THE WANDERING FIRE by Guy Gavriel Kay

Paul jogged up and neatly cleared the fence. He and Kevin exchanged a glance. Despite the immensity of what they were about to do, Kevin felt a surge of exhilaration. It was a joy to be doing something again.

“All right,” he said, low and in control. “Jen, you’re with me. Prepare to be sexy as hell. Dave and Paul—you know what to do?” They nodded. He turned to Kim. “All set, sweetheart. Do your thing. And—”

He stopped. Kim had removed her gloves. The Baelrath on her right hand was very bright; it seemed like a thing alive. Kim raised it overhead.

“May all the powers of the dead forgive me for this,” she said and let the light carry her foward past the crumbling Heelstone to Stonehenge.

On a night at the beginning of spring she had taken the second step at last. It had been so long in coming she had begun to despair, but how did one command a dream to show itself? Ysanne had never taught her. Nor had the Seer’s gift of so much else offered this one thing to her. Dreamer of the dream, she now was, but there was much waiting involved and never, ever, had Kimberly been called a patient person.

Over and over though the summer of their return and the long winter that followed—and was not over yet, though April had come—she had seen the same image tumble through her nights, but she knew it now. She had known this first step on the road to the Warrior since a night in Paras Derval. The jumbled stones and the wind over the grass were as famliar as anything had ever been to her, and she knew where they were.

It was the time that had confused her, or it would have been easy despite the blurring of the vision in those first dreams when she was young in power: she had seen it not as it now was, but as it had been three thousand years ago.

Stonehenge. Where a King lay buried, a giant in his day, but small, small, beside the one whose secret name he held sacrosanct beyond the walls of death.

Sacrosanct except now, at last, from her. As ever, the nature of this power overwhelmed her with sorrow: not even the dead might have rest from her, it seemed, from Kimberly Ford with the Baelrath on her hand.

Stonehenge, she knew. The starting point. The hidden Book of Gortyn she had found under the cottage by the lake, and in it she had found—easily, because Ysanne was within her—the words that would raise the guardian dead from his long resting place.

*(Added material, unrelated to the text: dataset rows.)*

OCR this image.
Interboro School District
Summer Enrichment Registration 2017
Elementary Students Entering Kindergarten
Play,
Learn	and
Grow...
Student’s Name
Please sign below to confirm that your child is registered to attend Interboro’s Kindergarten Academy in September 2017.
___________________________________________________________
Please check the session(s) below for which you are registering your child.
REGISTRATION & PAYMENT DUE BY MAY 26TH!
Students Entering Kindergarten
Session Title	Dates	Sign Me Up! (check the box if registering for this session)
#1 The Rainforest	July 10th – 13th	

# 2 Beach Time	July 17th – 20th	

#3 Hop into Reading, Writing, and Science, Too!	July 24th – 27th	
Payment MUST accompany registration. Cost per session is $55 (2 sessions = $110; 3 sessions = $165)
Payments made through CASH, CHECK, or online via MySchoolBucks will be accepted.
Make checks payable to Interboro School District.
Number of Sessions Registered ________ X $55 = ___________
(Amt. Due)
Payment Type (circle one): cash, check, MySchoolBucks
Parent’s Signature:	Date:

But she had needed one thing more, for the dead man had been mighty and would not give up this secret easily: she had needed to know the other place, the next one, the last. The place of summoning.

And then, on a night in April, she did.

It would have misled her again, this long-sought image, had not she been prepared for the tricks that time might play. The Seers walked in their dreams along loops spun invisibly in the Weaver’s threading through the Loom, and they had to be prepared to see the inexplicable.

But this she was ready for, this image of an island, small and green, in a lake calm as glass under a just-risen crescent moon. A scene of such surpassing peacefulness that she would have wept a year ago to know the havoc she would wreak when she came.

Not even a year ago, not so much even. But she had changed, and though there was sorrow within her—deep as a stone and as permanent—there was too much need, and the delay had been too long to allow her the luxury of tears.

She rose from her bed. The Warstone flickered with a muted, presaging light. It was going to blaze soon, she knew. She would carry fire on her hand. She saw by the kitchen clock that it was four in the morning. She also saw Jennifer sitting at the table, and the kettle was coming to a boil.

“You cried out,” her roommate said. “I thought something was happening.”